Detailed Findings & Methodology
Just as somes states rely on their abundant coal or natural gas deposits for their energy needs, states with large sources of moving water can use dams for cheap hydro-powered electricity generation. Hydroelectricity accounts for approximately 6.5% of electricity in the United States. The three states with the largest shares of hydroelectricity generation are Washington (27%), California (13%), and Oregon (11%). Other states can utilize windy areas to produce relatively inexpensive wind power.
Renewable energy sources continue to contribute more to overall electricity generation in the United States. Nearly 20% of electricity produced in the country comes from renewable energy sources. While wind power has accounted for the largest portion of the increased usage in recent years, hydropower remains the largest source out of all renewable forms of energy generation.
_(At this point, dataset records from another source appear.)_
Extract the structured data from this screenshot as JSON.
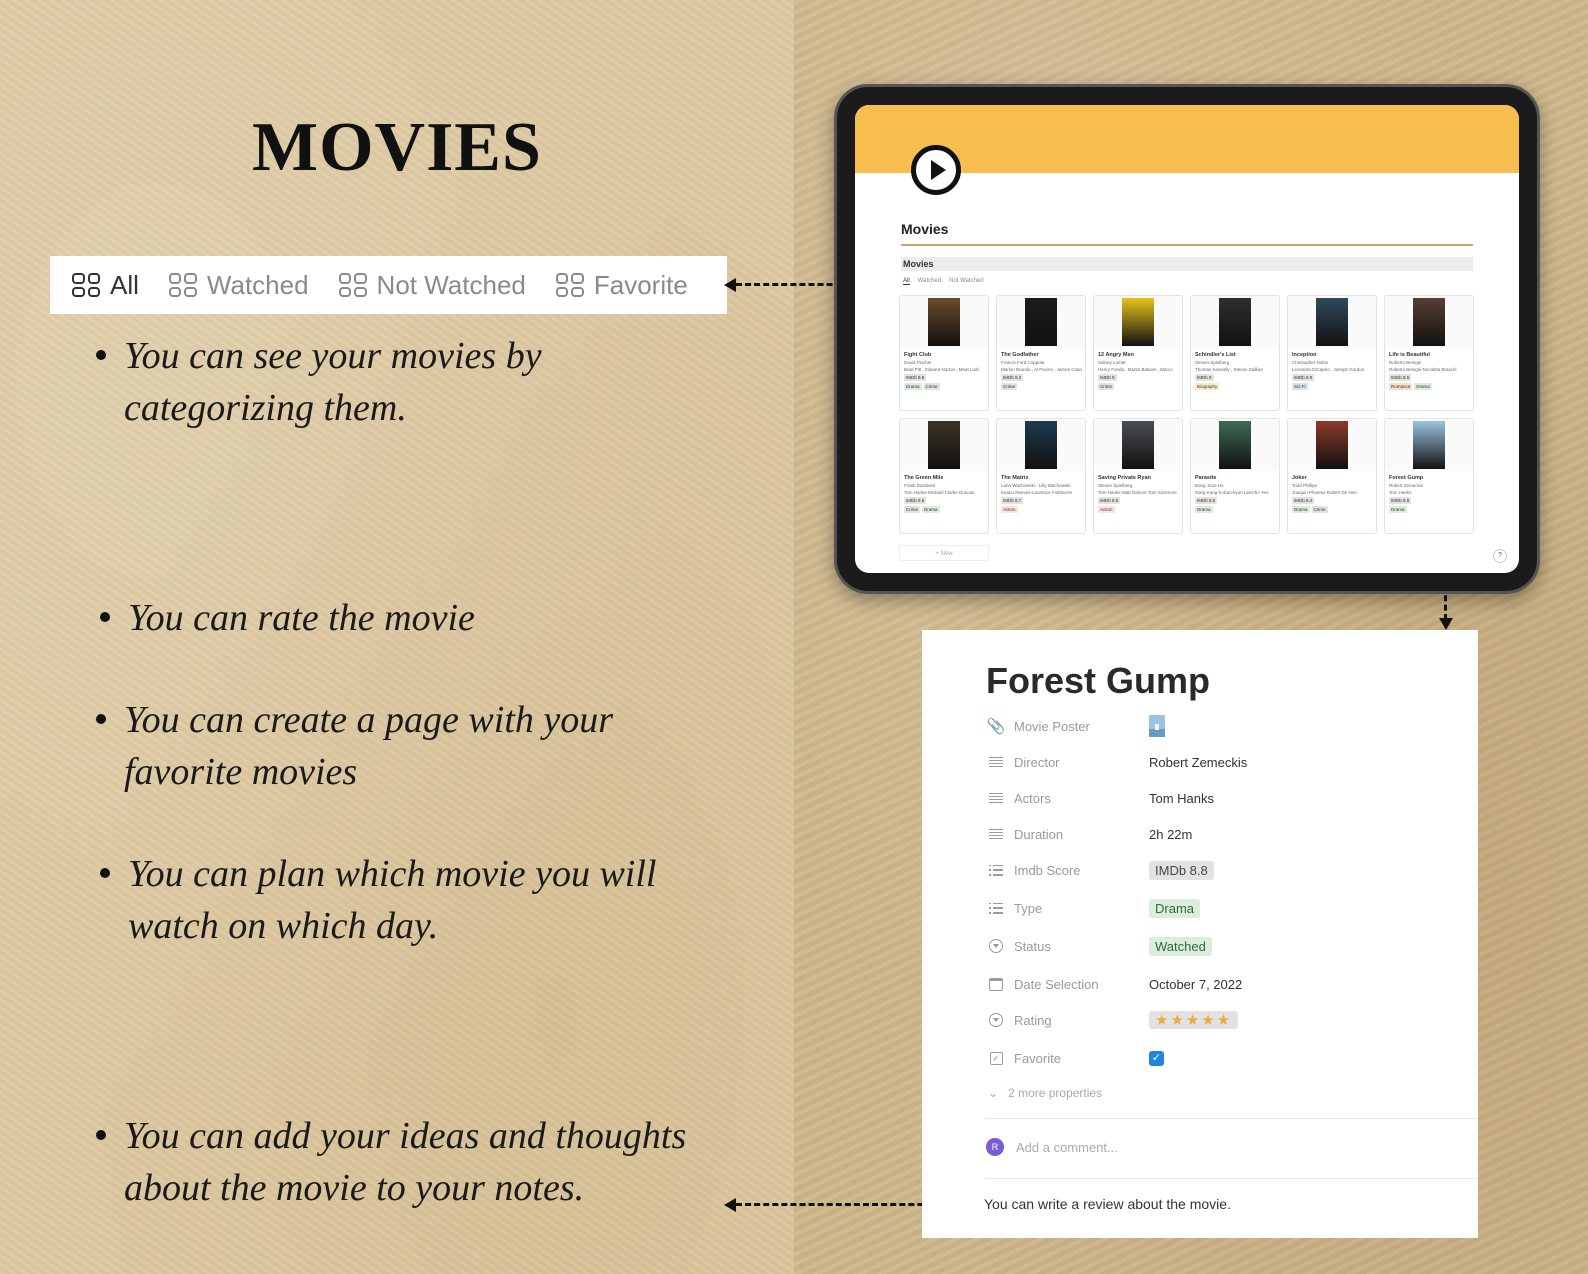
{
  "title": "MOVIES",
  "filter_tabs": [
    {
      "label": "All",
      "active": true
    },
    {
      "label": "Watched",
      "active": false
    },
    {
      "label": "Not Watched",
      "active": false
    },
    {
      "label": "Favorite",
      "active": false
    }
  ],
  "bullets": [
    {
      "line1": "You can see your movies by",
      "line2": "categorizing them."
    },
    {
      "line1": "You can rate the movie",
      "line2": ""
    },
    {
      "line1": "You can create a page with your",
      "line2": "favorite movies"
    },
    {
      "line1": "You can plan which movie you will",
      "line2": "watch on which day."
    },
    {
      "line1": "You can add your ideas and thoughts",
      "line2": "about the movie to your notes."
    }
  ],
  "tablet": {
    "page_title": "Movies",
    "db_title": "Movies",
    "tabs": [
      "All",
      "Watched",
      "Not Watched"
    ],
    "new_label": "+ New",
    "help_label": "?",
    "cards": [
      {
        "title": "Fight Club",
        "director": "David Fincher",
        "actors": "Brad Pitt , Edward Norton , Meat Loaf",
        "imdb": "IMDb 8.8",
        "tags": [
          "Drama",
          "Crime"
        ],
        "poster_color": "#6a4b2e"
      },
      {
        "title": "The Godfather",
        "director": "Francis Ford Coppola",
        "actors": "Marlon Brando , Al Pacino , James Caan",
        "imdb": "IMDb 9.2",
        "tags": [
          "Crime"
        ],
        "poster_color": "#1c1c1c"
      },
      {
        "title": "12 Angry Men",
        "director": "Sidney Lumet",
        "actors": "Henry Fonda , Martin Balsam , Marco",
        "imdb": "IMDb 9",
        "tags": [
          "Crime"
        ],
        "poster_color": "#e8c21a"
      },
      {
        "title": "Schindler's List",
        "director": "Steven Spielberg",
        "actors": "Thomas Keneally , Steven Zaillian",
        "imdb": "IMDb 9",
        "tags": [
          "Biography"
        ],
        "poster_color": "#2e2e2e"
      },
      {
        "title": "Inception",
        "director": "Christopher Nolan",
        "actors": "Leonardo DiCaprio , Joseph Gordon",
        "imdb": "IMDb 8.8",
        "tags": [
          "Sci-Fi"
        ],
        "poster_color": "#2f4a5c"
      },
      {
        "title": "Life is Beautiful",
        "director": "Roberto Benigni",
        "actors": "Roberto Benigni-Nicoletta Braschi",
        "imdb": "IMDb 8.6",
        "tags": [
          "Romance",
          "Drama"
        ],
        "poster_color": "#5a3e34"
      },
      {
        "title": "The Green Mile",
        "director": "Frank Darabont",
        "actors": "Tom Hanks-Michael Clarke Duncan",
        "imdb": "IMDb 8.6",
        "tags": [
          "Crime",
          "Drama"
        ],
        "poster_color": "#3b3327"
      },
      {
        "title": "The Matrix",
        "director": "Lana Wachowski - Lilly Wachowski",
        "actors": "Keanu Reeves-Laurence Fishburne",
        "imdb": "IMDb 8.7",
        "tags": [
          "Action"
        ],
        "poster_color": "#1e3a4f"
      },
      {
        "title": "Saving Private Ryan",
        "director": "Steven Spielberg",
        "actors": "Tom Hanks-Matt Damon-Tom Sizemore",
        "imdb": "IMDb 8.6",
        "tags": [
          "Action"
        ],
        "poster_color": "#4a4f52"
      },
      {
        "title": "Parasite",
        "director": "Bong Joon Ho",
        "actors": "Song Kang-hoSun-kyun LeeCho Yeo",
        "imdb": "IMDb 8.5",
        "tags": [
          "Drama"
        ],
        "poster_color": "#3e6b55"
      },
      {
        "title": "Joker",
        "director": "Todd Phillips",
        "actors": "Joaquin Phoenix-Robert De Niro",
        "imdb": "IMDb 8.4",
        "tags": [
          "Drama",
          "Crime"
        ],
        "poster_color": "#8c3a2a"
      },
      {
        "title": "Forest Gump",
        "director": "Robert Zemeckis",
        "actors": "Tom Hanks",
        "imdb": "IMDb 8.8",
        "tags": [
          "Drama"
        ],
        "poster_color": "#9cc3e0"
      }
    ]
  },
  "tag_colors": {
    "Drama": "#dbeddb",
    "Crime": "#e3e2e0",
    "Biography": "#fdecc8",
    "Sci-Fi": "#d3e5ef",
    "Romance": "#fadec9",
    "Action": "#ffe2dd"
  },
  "detail": {
    "title": "Forest Gump",
    "props": {
      "poster": "Movie Poster",
      "director": "Director",
      "actors": "Actors",
      "duration": "Duration",
      "imdb": "Imdb Score",
      "type": "Type",
      "status": "Status",
      "date": "Date Selection",
      "rating": "Rating",
      "favorite": "Favorite"
    },
    "values": {
      "director": "Robert Zemeckis",
      "actors": "Tom Hanks",
      "duration": "2h 22m",
      "imdb": "IMDb 8.8",
      "type": "Drama",
      "status": "Watched",
      "date": "October 7, 2022",
      "rating_stars": "★★★★★",
      "favorite": true
    },
    "more_properties": "2 more properties",
    "comment_placeholder": "Add a comment...",
    "avatar_initial": "R",
    "review": "You can write a review about the movie."
  }
}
On the other hand, energy prices can increase in times of high demand and usage. For example, electricity prices rise in states with hot summers due to air conditioning use. Air conditioning use is the single largest contributor to electricity expense in these states, and it can increase significantly during hot spells. To keep up with demand, electricity providers often add more expensive means of generating electricity, which increases prices.
To determine the states where residents pay the most for electricity, 24/7 Wall St. reviewed the 2017 annual average retail price of a kilowatt hour of electricity from the U.S. Energy Information Administration. Average monthly usage, monthly electricity bills, and the largest contributing electricity source to each state’s electricity generation are also from the EIA. Monthly usage and monthly bill figures are for 2016. The largest source of electricity is based on power generated in 2017.